Parmi les jeunes ayant commis des attouchements ou un viol, seulement un sur dix est arrêté par la police à la suite d'une nouvelle agression sexuelle. Par contre, près de la moitié d'entre eux commettront un autre crime quelconque.

C'est le constat fait par les criminologues Julie Carpentier et Jean Proulx, qui ont suivi pendant environ huit ans 351 jeunes agresseurs ayant été évalués à l'Institut Philippe-Pinel.

«C'est rare de voir des adolescents avec des préférences fixées pour les plus jeunes ou pour la violence. Leur problème, c'est qu'à cause de leurs carences, ils n'ont pas la chance d'expérimenter de façon adéquate avec quelqu'un de leur âge. Souvent, s'ils avaient le choix, ils préféreraient avoir une blonde», explique Nathalie Auclair, criminologue de Pinel.

«Le plus important, c'est de poser l'interdit, de leur faire réaliser la gravité de ce qu'ils font, dit-elle. Ils sont tellement pris dans leurs propres problèmes qu'ils n'arrivent pas à se placer dans les souliers de l'autre.»

Initialement, l'immense majorité d'entre eux minimisent leurs gestes. Avec le temps, lorsqu'ils comprennent qu'on ne les considère pas comme des pédophiles irrécupérables, ils s'ouvrent un peu. Officiellement, seulement 9 des 351 agresseurs étudiés par Julie Carpentier et Jean Proulx avaient des antécédents d'infraction sexuelle. Dans les faits, d'après ce qu'ils ont finalement admis, 78 d'entre eux en avaient déjà commis - apparemment, sans avoir été pris.

Comment évitent-ils de recommencer? «On les aide à déterminer ce qui déclenche leurs idées et toutes les étapes qui mènent à l'agression, parce qu'il y a toujours une préparation minimale, expose Caroline de Brouwer.

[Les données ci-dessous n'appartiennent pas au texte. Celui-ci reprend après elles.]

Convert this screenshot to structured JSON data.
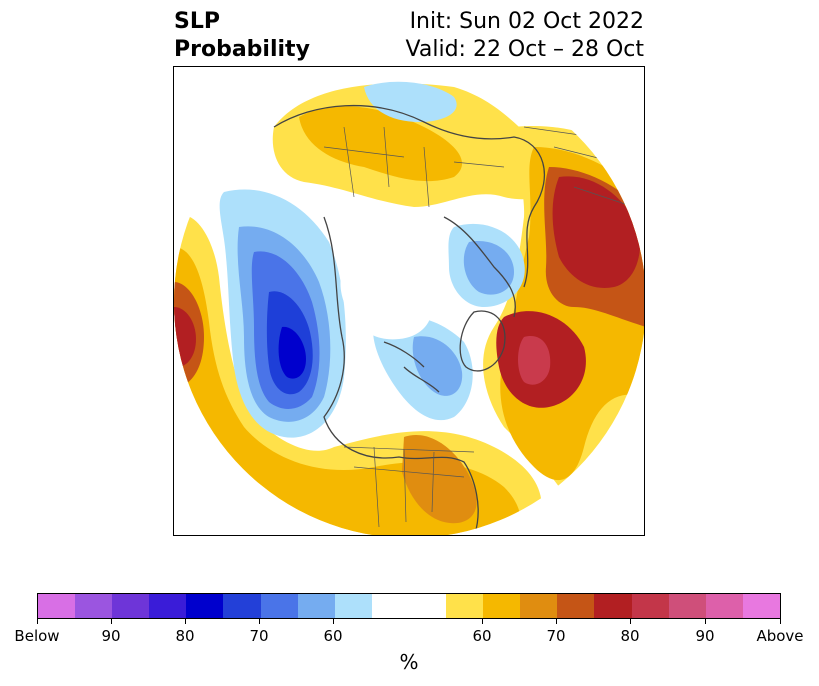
{
  "title": {
    "left_line1": "SLP",
    "left_line2": "Probability",
    "right_line1": "Init: Sun 02 Oct 2022",
    "right_line2": "Valid: 22 Oct – 28 Oct"
  },
  "map": {
    "projection": "north-polar-stereographic",
    "field": "SLP probability tercile",
    "colors": {
      "below_70": "#0000cd",
      "below_60": "#1e3fd8",
      "below_50": "#4a74e8",
      "below_40": "#75acf0",
      "below_33": "#ade0fb",
      "above_33": "#ffe14a",
      "above_40": "#f5b800",
      "above_50": "#e08d10",
      "above_60": "#c55516",
      "above_70": "#b21f22",
      "above_80": "#c93a4c"
    }
  },
  "colorbar": {
    "colors": [
      "#d86fe5",
      "#9b55e0",
      "#6e35d8",
      "#3a1cd8",
      "#0000cd",
      "#2340d8",
      "#4a74e8",
      "#75acf0",
      "#ade0fb",
      "#ffffff",
      "#ffe14a",
      "#f5b800",
      "#e08d10",
      "#c55516",
      "#b21f22",
      "#c33649",
      "#cf4f7a",
      "#dd60aa",
      "#e878e0"
    ],
    "tick_labels": [
      "Below",
      "90",
      "80",
      "70",
      "60",
      "60",
      "70",
      "80",
      "90",
      "Above"
    ],
    "unit": "%"
  }
}
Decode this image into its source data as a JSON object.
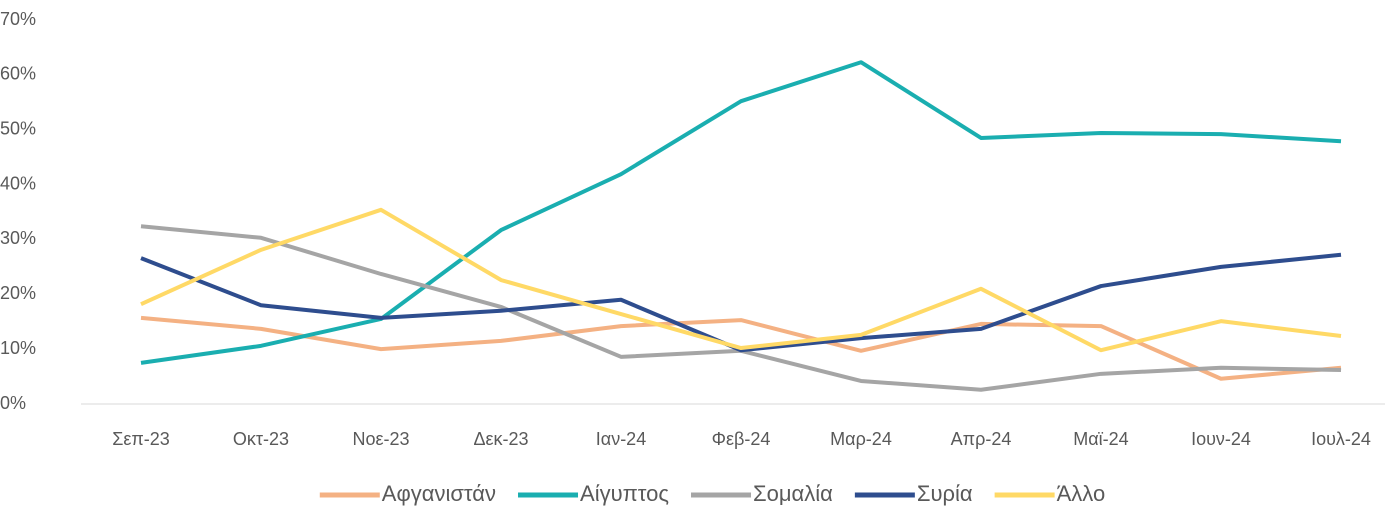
{
  "chart_data": {
    "type": "line",
    "categories": [
      "Σεπ-23",
      "Οκτ-23",
      "Νοε-23",
      "Δεκ-23",
      "Ιαν-24",
      "Φεβ-24",
      "Μαρ-24",
      "Απρ-24",
      "Μαϊ-24",
      "Ιουν-24",
      "Ιουλ-24"
    ],
    "series": [
      {
        "name": "Αφγανιστάν",
        "color": "#f4b183",
        "values": [
          15.7,
          13.7,
          10.0,
          11.5,
          14.2,
          15.3,
          9.7,
          14.6,
          14.2,
          4.6,
          6.6
        ]
      },
      {
        "name": "Αίγυπτος",
        "color": "#1aaeb0",
        "values": [
          7.5,
          10.6,
          15.5,
          31.7,
          41.9,
          55.2,
          62.3,
          48.5,
          49.4,
          49.2,
          47.9
        ]
      },
      {
        "name": "Σομαλία",
        "color": "#a5a5a5",
        "values": [
          32.4,
          30.3,
          23.7,
          17.7,
          8.6,
          9.7,
          4.2,
          2.6,
          5.5,
          6.6,
          6.2
        ]
      },
      {
        "name": "Συρία",
        "color": "#2e4d8e",
        "values": [
          26.6,
          18.0,
          15.7,
          17.0,
          19.0,
          9.8,
          12.0,
          13.7,
          21.5,
          25.0,
          27.2
        ]
      },
      {
        "name": "Άλλο",
        "color": "#ffd966",
        "values": [
          18.2,
          28.1,
          35.4,
          22.6,
          16.4,
          10.2,
          12.6,
          21.0,
          9.8,
          15.1,
          12.4
        ]
      }
    ],
    "ylim": [
      0,
      70
    ],
    "yticks": [
      {
        "value": 0,
        "label": "0%"
      },
      {
        "value": 10,
        "label": "10%"
      },
      {
        "value": 20,
        "label": "20%"
      },
      {
        "value": 30,
        "label": "30%"
      },
      {
        "value": 40,
        "label": "40%"
      },
      {
        "value": 50,
        "label": "50%"
      },
      {
        "value": 60,
        "label": "60%"
      },
      {
        "value": 70,
        "label": "70%"
      }
    ],
    "legend": "bottom"
  }
}
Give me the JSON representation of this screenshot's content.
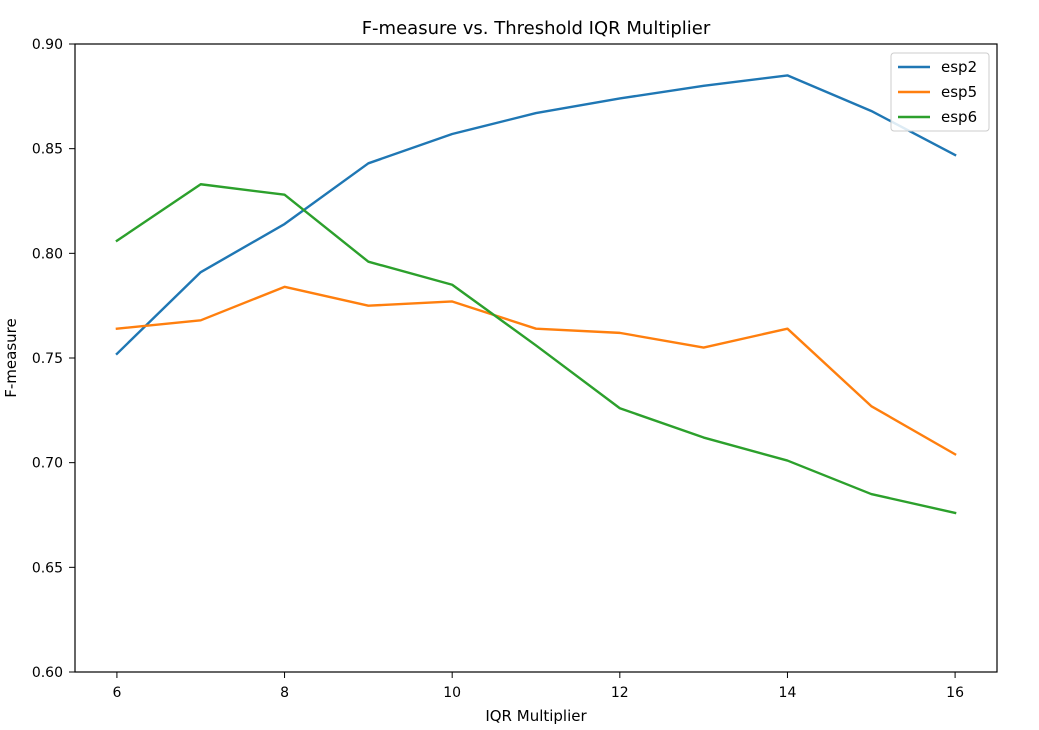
{
  "chart_data": {
    "type": "line",
    "title": "F-measure vs. Threshold IQR Multiplier",
    "xlabel": "IQR Multiplier",
    "ylabel": "F-measure",
    "x": [
      6,
      7,
      8,
      9,
      10,
      11,
      12,
      13,
      14,
      15,
      16
    ],
    "xlim": [
      5.5,
      16.5
    ],
    "ylim": [
      0.6,
      0.9
    ],
    "xticks": [
      6,
      8,
      10,
      12,
      14,
      16
    ],
    "yticks": [
      0.6,
      0.65,
      0.7,
      0.75,
      0.8,
      0.85,
      0.9
    ],
    "grid": false,
    "legend_position": "top-right",
    "series": [
      {
        "name": "esp2",
        "color": "#1f77b4",
        "values": [
          0.752,
          0.791,
          0.814,
          0.843,
          0.857,
          0.867,
          0.874,
          0.88,
          0.885,
          0.868,
          0.847
        ]
      },
      {
        "name": "esp5",
        "color": "#ff7f0e",
        "values": [
          0.764,
          0.768,
          0.784,
          0.775,
          0.777,
          0.764,
          0.762,
          0.755,
          0.764,
          0.727,
          0.704
        ]
      },
      {
        "name": "esp6",
        "color": "#2ca02c",
        "values": [
          0.806,
          0.833,
          0.828,
          0.796,
          0.785,
          0.756,
          0.726,
          0.712,
          0.701,
          0.685,
          0.676
        ]
      }
    ]
  }
}
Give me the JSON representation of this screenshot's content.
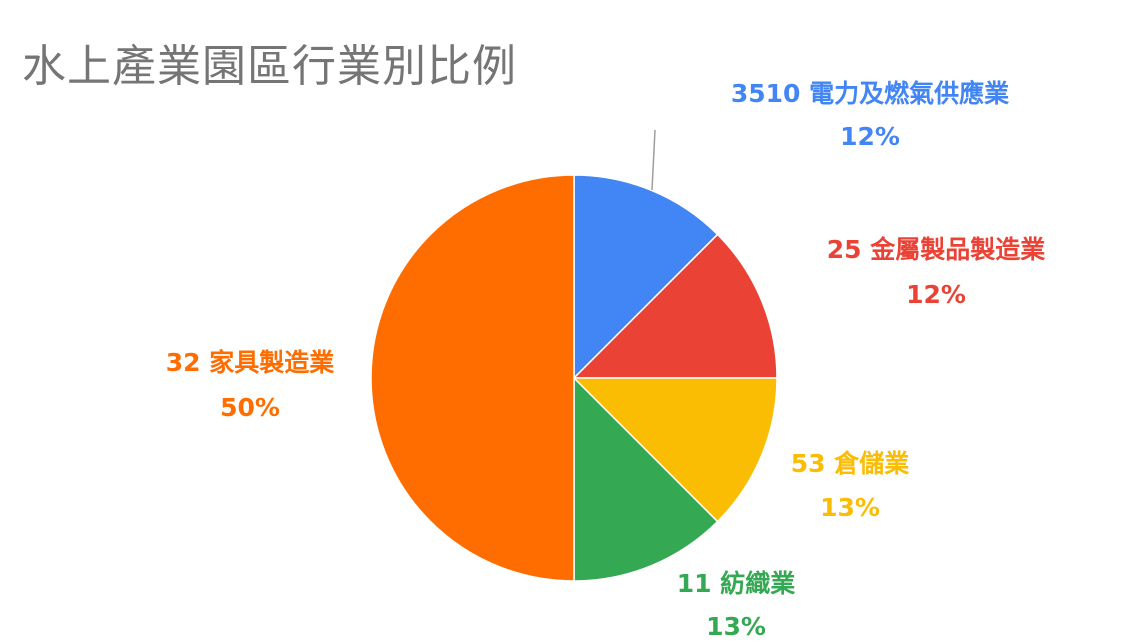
{
  "chart_data": {
    "type": "pie",
    "title": "水上產業園區行業別比例",
    "slices": [
      {
        "name": "3510 電力及燃氣供應業",
        "percent_label": "12%",
        "value": 12.5,
        "color": "#4285f4"
      },
      {
        "name": "25 金屬製品製造業",
        "percent_label": "12%",
        "value": 12.5,
        "color": "#ea4335"
      },
      {
        "name": "53 倉儲業",
        "percent_label": "13%",
        "value": 12.5,
        "color": "#fbbc04"
      },
      {
        "name": "11 紡織業",
        "percent_label": "13%",
        "value": 12.5,
        "color": "#34a853"
      },
      {
        "name": "32 家具製造業",
        "percent_label": "50%",
        "value": 50,
        "color": "#ff6d01"
      }
    ],
    "start_angle": "top",
    "direction": "clockwise",
    "legend": "none"
  }
}
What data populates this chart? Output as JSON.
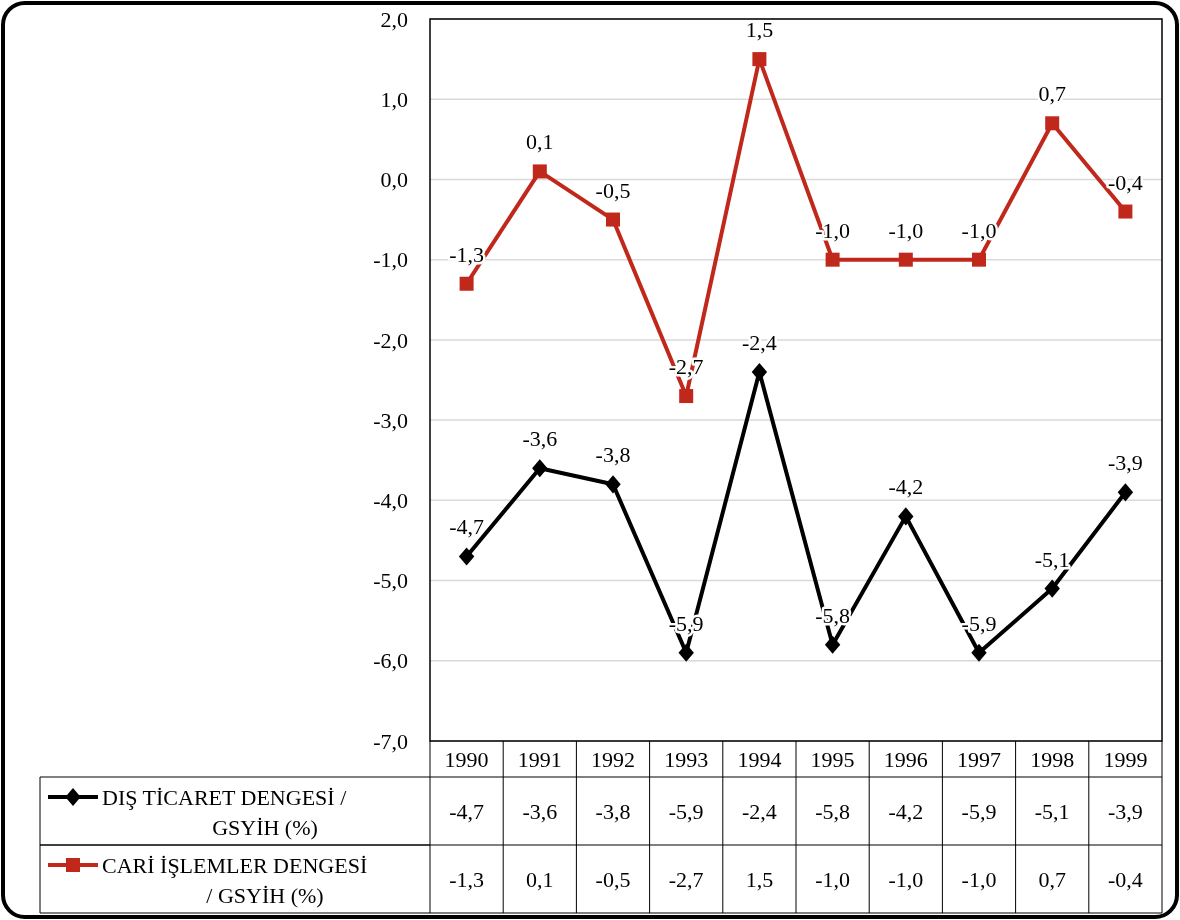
{
  "chart_data": {
    "type": "line",
    "categories": [
      "1990",
      "1991",
      "1992",
      "1993",
      "1994",
      "1995",
      "1996",
      "1997",
      "1998",
      "1999"
    ],
    "series": [
      {
        "name": "DIŞ TİCARET DENGESİ / GSYİH (%)",
        "color": "#000000",
        "marker": "diamond",
        "values": [
          -4.7,
          -3.6,
          -3.8,
          -5.9,
          -2.4,
          -5.8,
          -4.2,
          -5.9,
          -5.1,
          -3.9
        ],
        "value_labels": [
          "-4,7",
          "-3,6",
          "-3,8",
          "-5,9",
          "-2,4",
          "-5,8",
          "-4,2",
          "-5,9",
          "-5,1",
          "-3,9"
        ]
      },
      {
        "name": "CARİ İŞLEMLER DENGESİ / GSYİH (%)",
        "color": "#c0281c",
        "marker": "square",
        "values": [
          -1.3,
          0.1,
          -0.5,
          -2.7,
          1.5,
          -1.0,
          -1.0,
          -1.0,
          0.7,
          -0.4
        ],
        "value_labels": [
          "-1,3",
          "0,1",
          "-0,5",
          "-2,7",
          "1,5",
          "-1,0",
          "-1,0",
          "-1,0",
          "0,7",
          "-0,4"
        ]
      }
    ],
    "ylim": [
      -7,
      2
    ],
    "yticks": [
      {
        "value": -7,
        "label": "-7,0"
      },
      {
        "value": -6,
        "label": "-6,0"
      },
      {
        "value": -5,
        "label": "-5,0"
      },
      {
        "value": -4,
        "label": "-4,0"
      },
      {
        "value": -3,
        "label": "-3,0"
      },
      {
        "value": -2,
        "label": "-2,0"
      },
      {
        "value": -1,
        "label": "-1,0"
      },
      {
        "value": 0,
        "label": "0,0"
      },
      {
        "value": 1,
        "label": "1,0"
      },
      {
        "value": 2,
        "label": "2,0"
      }
    ],
    "grid": "y",
    "legend": "bottom",
    "line_style": "solid"
  }
}
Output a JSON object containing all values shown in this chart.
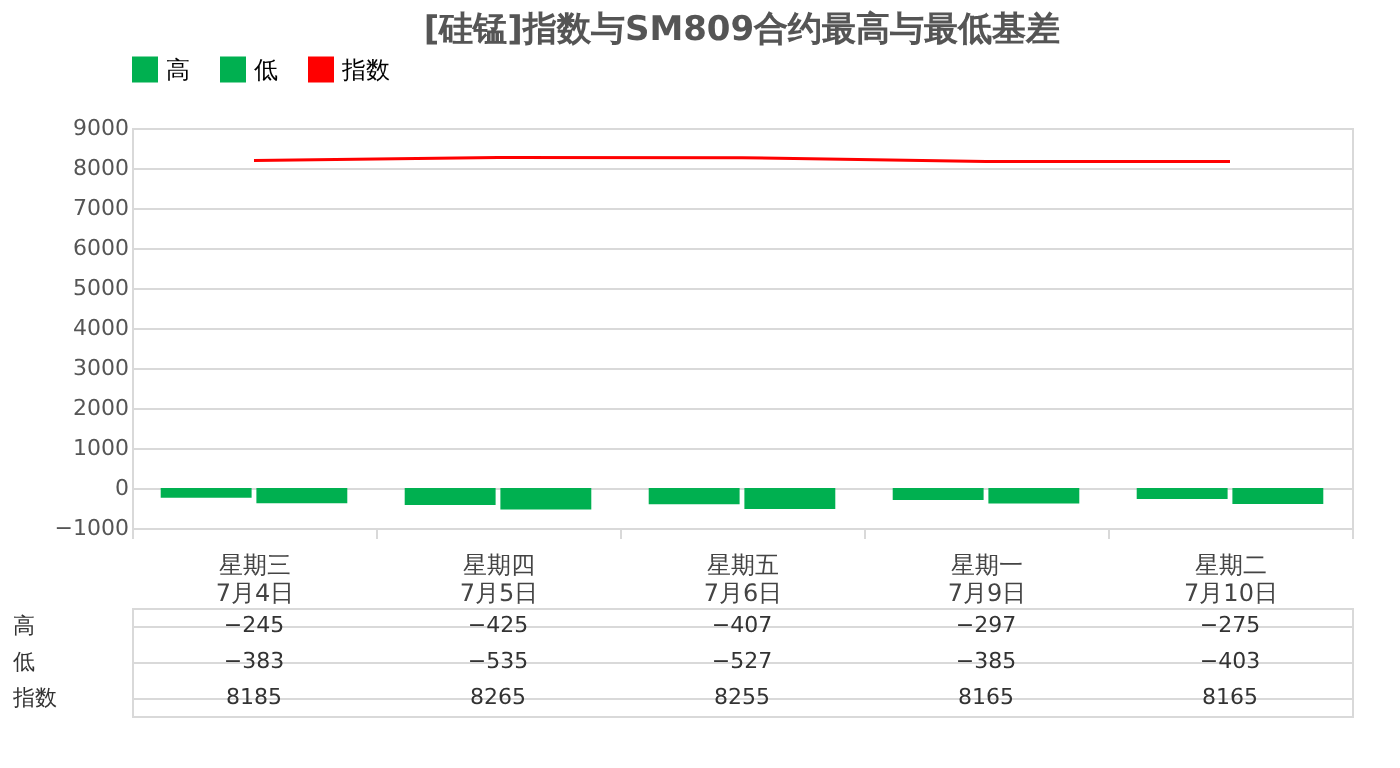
{
  "chart_data": {
    "type": "bar",
    "title": "[硅锰]指数与SM809合约最高与最低基差",
    "categories": [
      "星期三\n7月4日",
      "星期四\n7月5日",
      "星期五\n7月6日",
      "星期一\n7月9日",
      "星期二\n7月10日"
    ],
    "series": [
      {
        "name": "高",
        "color": "#00b050",
        "values": [
          -245,
          -425,
          -407,
          -297,
          -275
        ]
      },
      {
        "name": "低",
        "color": "#00b050",
        "values": [
          -383,
          -535,
          -527,
          -385,
          -403
        ]
      },
      {
        "name": "指数",
        "type": "line",
        "color": "#ff0000",
        "values": [
          8185,
          8265,
          8255,
          8165,
          8165
        ]
      }
    ],
    "ylim": [
      -1000,
      9000
    ],
    "yticks": [
      -1000,
      0,
      1000,
      2000,
      3000,
      4000,
      5000,
      6000,
      7000,
      8000,
      9000
    ],
    "grid": "y",
    "legend": "top",
    "data_labels": true,
    "marker": "none",
    "line_style": "solid"
  }
}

On leur montre qu'ils ont le pouvoir d'arrêter à n'importe quel moment.»

Facteurs de récidive

Chez certains, cela s'avère plus difficile. Selon l'étude menée avec Pinel, le fait d'avoir été abandonné par son père et d'avoir agressé un enfant inconnu rend la récidive beaucoup plus probable. Le fait d'avoir été agressé sexuellement aussi. Car les problèmes d'attachement aux parents peuvent favoriser l'adoption de comportements antisociaux et empêcher de vivre une relation d'intimité.

Ceux qui récidivent le font rapidement, dans les deux ans pour la moitié d'entre eux. «Il faut donc organiser rapidement des services autour de ces ados», prévient Julie Carpentier.

Il faut aussi rester vigilant parce que, selon Statistique Canada, seulement 8% des agressions sexuelles sont déclarées à la police. Le taux de récidive réel risque donc d'être supérieur à ce que révèlent les études.